2. Prayer must conform to the two primary models of prayer in the New Testament: the Lord’s Prayer and Jesus’ prayer in Gethsemane. The so-called “Lord’s Prayer” (Matt. 6:9-13; Luke 11:2-4) is a template for all prayer in that it encapsulates the basic elements of prayer: the glorification of God’s name, the submission of our lives to God’s Kingdom, the humble request for our basic provisions, the penitential asking of forgiveness, and the petition for protection and deliverance from sin. The prayer in Gethsemane provides an even more fundamental picture of prayer in the total submission of our wills to the will of God. Seen from this perspective, prayer is not “getting something from God,” but an acknowledgment that God alone can act on our behalf. Prayer is an act of faithful submission to the sovereignty of God’s love. We must interpret all other passages about prayer in Scripture in the light of these two paradigmatic prayers.

3. Prayer is not magic. We do not pray because we think our words compel God to act differently. Prayer is not divine manipulation. The strict opposition to witchcraft and sorcery in Judaism and Christianity should extend to include those forms of prayer in which we expect our words to control or influence God to perform miracles.

4. The efficacy or worth of prayer is not dependent upon the result of a prayer. A prayer is not efficacious because it achieved some empirical “result”—a quantifiable answer. For example, the prayer for the health of a sick person is not worthwhile only because that person became well again, nor should it be deemed worthless because the person did not become well. We must expunge all notions of “success” from our concept of prayer. Prayer does not conform to our modern capitalistic ideas of what is successful; rather, the faith out of which prayer flows defines what is truly successful.

5. Prayer is a primarily an act of listening to God, rather than speaking to God. While prayer takes the form of speaking to God, it is properly a mode of receptivity toward God. Of course, we must take not the idea of “listening” literally. Prayer is not a form of information-gathering. Instead, prayer is a form of listening in that we attend to the Word of God as proclaimed in Scripture and preaching.

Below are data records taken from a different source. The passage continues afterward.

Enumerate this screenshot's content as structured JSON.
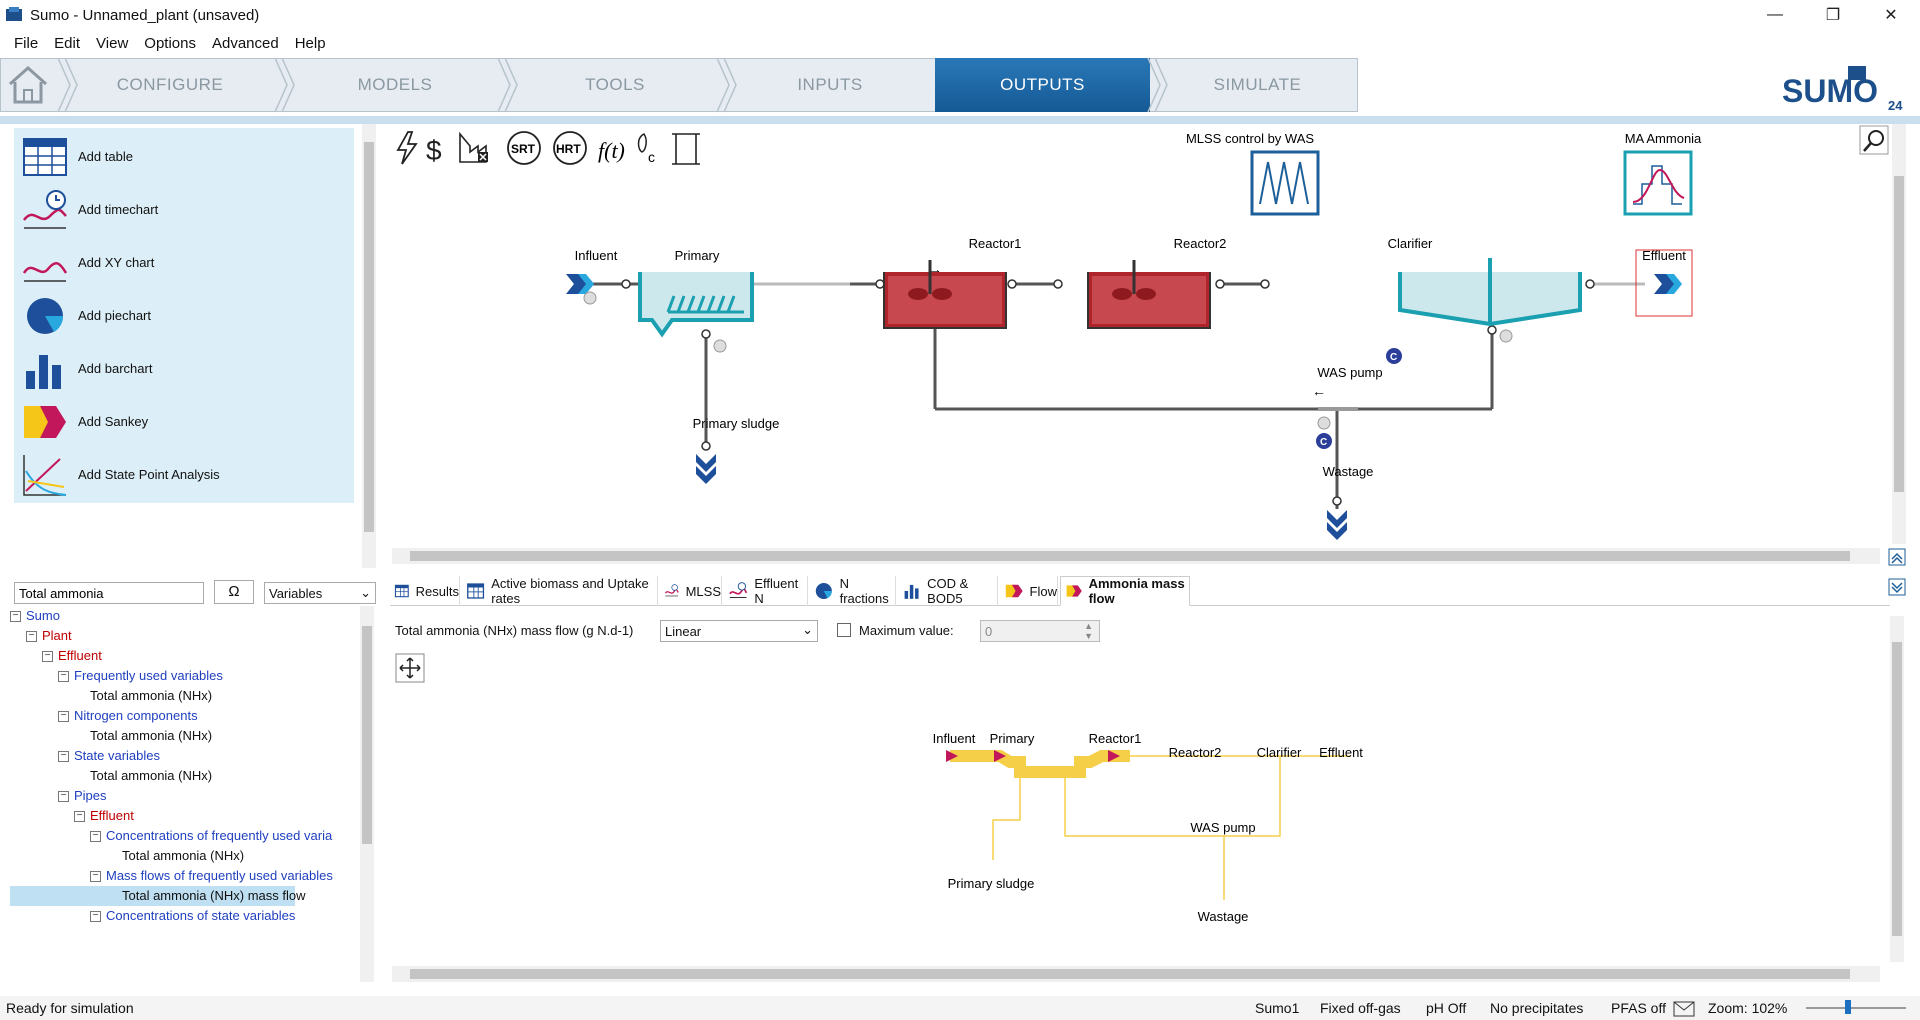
{
  "window": {
    "title": "Sumo - Unnamed_plant (unsaved)",
    "minimize": "—",
    "restore": "❐",
    "close": "✕"
  },
  "menu": [
    "File",
    "Edit",
    "View",
    "Options",
    "Advanced",
    "Help"
  ],
  "nav": {
    "tabs": [
      "CONFIGURE",
      "MODELS",
      "TOOLS",
      "INPUTS",
      "OUTPUTS",
      "SIMULATE"
    ],
    "active": "OUTPUTS",
    "logo_text": "SUMO",
    "logo_version": "24"
  },
  "tools": [
    "Add table",
    "Add timechart",
    "Add XY chart",
    "Add piechart",
    "Add barchart",
    "Add Sankey",
    "Add State Point Analysis"
  ],
  "canvas": {
    "toolbar_icons": [
      "lightning-icon",
      "dollar-icon",
      "gas-icon",
      "srt-icon",
      "hrt-icon",
      "function-icon",
      "footprint-icon",
      "scroll-icon"
    ],
    "srt_label": "SRT",
    "hrt_label": "HRT",
    "func_label": "f(t)",
    "controllers": [
      {
        "label": "MLSS control by WAS"
      },
      {
        "label": "MA Ammonia"
      }
    ],
    "units": {
      "influent": "Influent",
      "primary": "Primary",
      "reactor1": "Reactor1",
      "reactor2": "Reactor2",
      "clarifier": "Clarifier",
      "effluent": "Effluent",
      "was_pump": "WAS pump",
      "primary_sludge": "Primary sludge",
      "wastage": "Wastage"
    },
    "c_badge": "C"
  },
  "search": {
    "value": "Total ammonia",
    "omega": "Ω",
    "filter": "Variables"
  },
  "tree": [
    {
      "label": "Sumo",
      "level": 0,
      "color": "blue",
      "box": "−"
    },
    {
      "label": "Plant",
      "level": 1,
      "color": "red",
      "box": "−"
    },
    {
      "label": "Effluent",
      "level": 2,
      "color": "red",
      "box": "−"
    },
    {
      "label": "Frequently used variables",
      "level": 3,
      "color": "blue",
      "box": "−"
    },
    {
      "label": "Total ammonia (NHx)",
      "level": 4,
      "color": "blk",
      "box": ""
    },
    {
      "label": "Nitrogen components",
      "level": 3,
      "color": "blue",
      "box": "−"
    },
    {
      "label": "Total ammonia (NHx)",
      "level": 4,
      "color": "blk",
      "box": ""
    },
    {
      "label": "State variables",
      "level": 3,
      "color": "blue",
      "box": "−"
    },
    {
      "label": "Total ammonia (NHx)",
      "level": 4,
      "color": "blk",
      "box": ""
    },
    {
      "label": "Pipes",
      "level": 3,
      "color": "blue",
      "box": "−"
    },
    {
      "label": "Effluent",
      "level": 4,
      "color": "red",
      "box": "−"
    },
    {
      "label": "Concentrations of frequently used varia",
      "level": 5,
      "color": "blue",
      "box": "−"
    },
    {
      "label": "Total ammonia (NHx)",
      "level": 6,
      "color": "blk",
      "box": ""
    },
    {
      "label": "Mass flows of frequently used variables",
      "level": 5,
      "color": "blue",
      "box": "−"
    },
    {
      "label": "Total ammonia (NHx) mass flow",
      "level": 6,
      "color": "blk",
      "box": "",
      "selected": true
    },
    {
      "label": "Concentrations of state variables",
      "level": 5,
      "color": "blue",
      "box": "−"
    }
  ],
  "tabs": [
    {
      "label": "Results",
      "icon": "table-icon"
    },
    {
      "label": "Active biomass and Uptake rates",
      "icon": "table-icon"
    },
    {
      "label": "MLSS",
      "icon": "timechart-icon"
    },
    {
      "label": "Effluent N",
      "icon": "timechart-icon"
    },
    {
      "label": "N fractions",
      "icon": "piechart-icon"
    },
    {
      "label": "COD & BOD5",
      "icon": "barchart-icon"
    },
    {
      "label": "Flow",
      "icon": "sankey-icon"
    },
    {
      "label": "Ammonia mass flow",
      "icon": "sankey-icon",
      "selected": true
    }
  ],
  "sankey_panel": {
    "variable_label": "Total ammonia (NHx) mass flow (g N.d-1)",
    "scale": "Linear",
    "max_label": "Maximum value:",
    "max_value": "0",
    "nodes": {
      "influent": "Influent",
      "primary": "Primary",
      "reactor1": "Reactor1",
      "reactor2": "Reactor2",
      "clarifier": "Clarifier",
      "effluent": "Effluent",
      "was_pump": "WAS pump",
      "primary_sludge": "Primary sludge",
      "wastage": "Wastage"
    },
    "colors": {
      "flow": "#f5cf48",
      "marker": "#c2185b"
    }
  },
  "status": {
    "message": "Ready for simulation",
    "model": "Sumo1",
    "offgas": "Fixed off-gas",
    "ph": "pH Off",
    "precip": "No precipitates",
    "pfas": "PFAS off",
    "zoom": "Zoom: 102%"
  }
}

6. Prayer is a political act in that prayer acknowledges a Lord who stands over against Caesar. Prayer challenges all earthly claims to lordship—whether social, economic, political, or religious. In prayer we seek the face of the triune God and submit to this Lord alone. Prayer is implicitly the denial of lordship to any creature. Positively, prayer acknowledges the sole lordship of the triune YHWH—Father, Son, and Holy Spirit.

7. Prayer is the proper mode of all Christian worship. Prayer is definitive for what counts as true worship, since in prayer we are concerned with a concrete relationship between an I and a Thou, between the worshipping community and the worshipped God. Worship should not be about God. Instead, worship is a living relationship in which we commune with God. Prayer is therefore the concrete form that all worship should take.

8. Prayer is the living bond between the covenantal community and the God of the covenant. Prayer is not primarily an individual act, but rather a communal act between the people and God. The God who brings the covenantal community into being through the covenant of grace in Jesus Christ calls forth our faithful, loving response as a community through prayer and supplication.

9. Prayer is a groaning in the Spirit with all creation. According to Romans 8:18-27, all creation “waits with eager longing” for God’s apocalyptic in-breaking, which will free the creation from its bondage. Creation groans as in labor for the coming of God. As part of this creation, we “groan inwardly” in the power of the Spirit, “for we do not know how to pray as we ought, but that very Spirit intercedes with sighs too deep for words.”

10. Prayer is the cry of faith, “Abba! Father!” The Spirit of Jesus Christ bears witness that we are indeed children of God by bringing forth the primal cry of faith: “Abba! Father!” (Rom. 8:15; Gal. 4:6-7). All true prayer begins and ends with this cry. It is the mark of our identity as God’s covenantal people. It is the cry that defines us as God’s children, “and if children, then heirs, heirs of God and joint heirs with Christ” (Rom. 8:17).